Literature: adapting for today

Tempting though it might be to lob into the current debate on co-ed vs single sex education, I won’t. There are schools of all complexions and degrees of quality: the fit for your child and the quality of the school are far more important criteria for parental choice than gender mix.

More pressing in my mind is the business of reading and how the great literature of the past is adapted for a modern audience.

But first, to the topical.  A question I tend to ask of Bedales students on their return from holiday is: “Have you read or seen anything interesting?” Quite often they will choose to talk about what they have read – often their reading is different from mine, although,as an avid book review scanner, I tend to be aware of their books’ existence; often my reading is informed by what students are reading; occasionally the conversation dips into my talking about what I have been reading over the holidays.  I am always interested in what was the spur to their reading – a friend or a teacher, usually.  It is worth noting that by reading, I neither (of course) mean fiction nor sitting down with a printed volume – but I do think that students are increasingly aware that there is a qualitative difference between the browsing and article-scanning that internet-based research tends to involve and the in-depth, sustained concentration that reading a conventional book, whether on a kindle or on paper, requires.

I will return in a later blog to some of the choices that students are making in their own reading and to mine, but now to the link  between this and its adaptation for a modern audience.  Dickens, Shakespeare and Tolstoy – there you go, three big names we can scare ourselves with; but they are all pertinent to this debate and its central question: what license has the modern adapter to communicate these authors’ works to today’s audience?

Dickens is dear to my heart for reasons similar to why Orwell is – as an author whose writing had a significant effect in shaping our national consciousness and in reflecting back to us what was fair, decent and humane in the way in which we treat our fellow human beings.  Dickens should be read – or if not read, should be known about, so, although I return to Dickens every Christmas (Our Mutual Friend this one), I am as much interested in how he is brought alive for TV as anything; so it was good finally to see one of the current Dickens soap-opera Dickensian last night.
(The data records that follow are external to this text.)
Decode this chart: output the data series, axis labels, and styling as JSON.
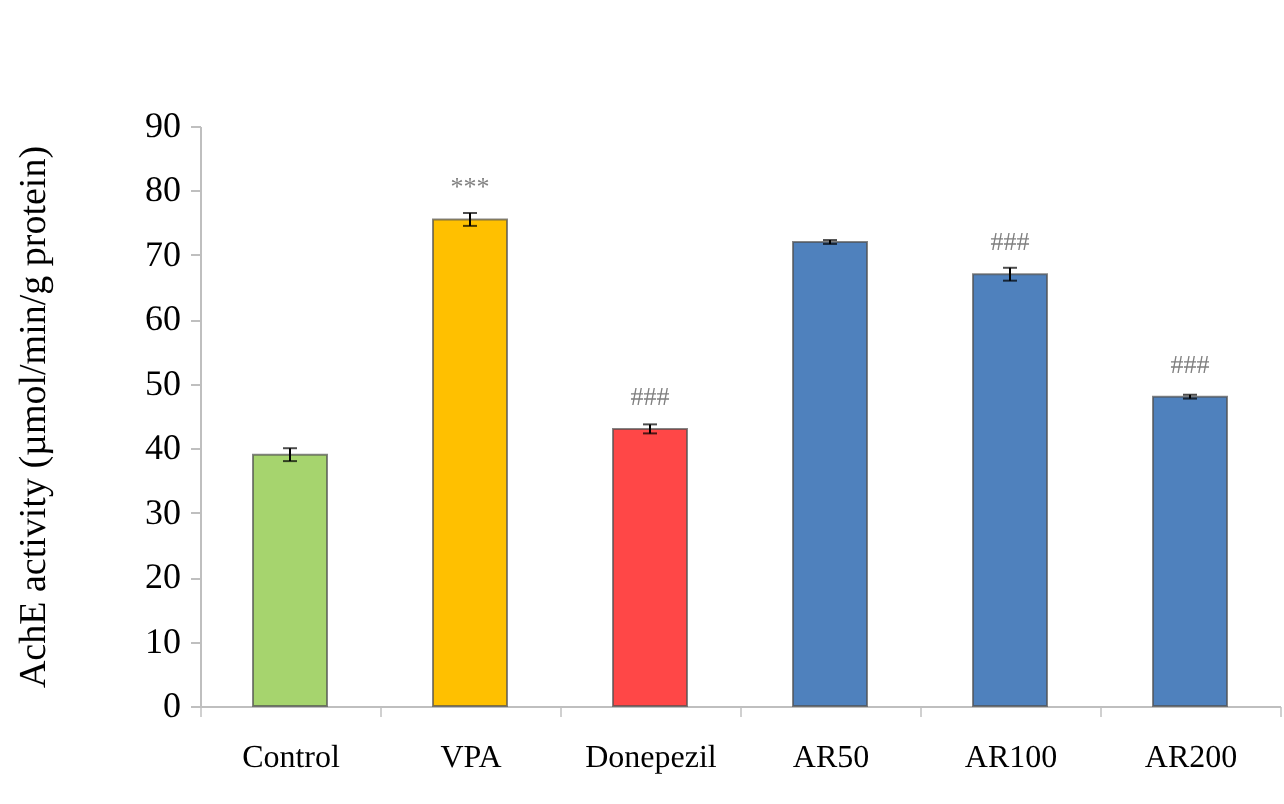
{
  "chart_data": {
    "type": "bar",
    "ylabel": "AchE activity (µmol/min/g protein)",
    "categories": [
      "Control",
      "VPA",
      "Donepezil",
      "AR50",
      "AR100",
      "AR200"
    ],
    "values": [
      39,
      75.5,
      43,
      72,
      67,
      48
    ],
    "errors": [
      1,
      1,
      0.7,
      0.3,
      1,
      0.3
    ],
    "colors": [
      "#a6d46e",
      "#ffc000",
      "#ff4747",
      "#4f81bd",
      "#4f81bd",
      "#4f81bd"
    ],
    "ylim": [
      0,
      90
    ],
    "yticks": [
      0,
      10,
      20,
      30,
      40,
      50,
      60,
      70,
      80,
      90
    ],
    "annotations": [
      {
        "text": "***",
        "x": "VPA",
        "y": 75.5
      },
      {
        "text": "###",
        "x": "Donepezil",
        "y": 43
      },
      {
        "text": "###",
        "x": "AR100",
        "y": 67
      },
      {
        "text": "###",
        "x": "AR200",
        "y": 48
      }
    ]
  }
}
Having been snooty about the idea (that you create a story out of a miscellany of Dickens characters), I thought it was cracking telly and engaged the audience with the delight and quirkiness of his characters.  It must also motivate people to read more of him.

The jury is out on how the views of the immensely talented Emma Rice, the new director of the Globe Theatre, will translate to that wonderful outdoor space, with its central role in advancing our Shakespearean heritage in this the year when we celebrate his  400th birthday.  I am all in favour of re-apportioning roles between the genders – to redress the fact that only 16% of lines in Shakespeare are allocated to women, but less confident that her approach to ironing out some of the difficulties in the language will do much else other than drain the richness out of his words.  Tom Sutcliffe’s piece in The Guardian is strong on this.

Finally, to Tolstoy and the good-looking new adaptation.  As a number of commentators have pointed out, it is trying to play the Downton trick: presenting us with a bewitchingly attractive world from the past that never existed and weaving a story out of it – good, escapist fun, but little to do with England or Russia respectively.  I doubt many people will pick up the mighty tome of War and Peace as a result of it – neither will they be alerted to the radical side of Tolstoy which made him such a controversial figure, as well, incidentally, as a big admirer of Bedales (yes, true..). I suspect that social historians in 30 years’ time will be discussing these shows for what they say about how we see ourselves now.

If that sounds curmudgeonly, let me end on a more upbeat note: the fact that the triple peaks of these three great authors are so much in the public eye is a feature of our national cultural life that most countries sadly lack and that we should be (of course, quietly) proud of.  Schools and teachers have no excuse not to be the beneficiaries.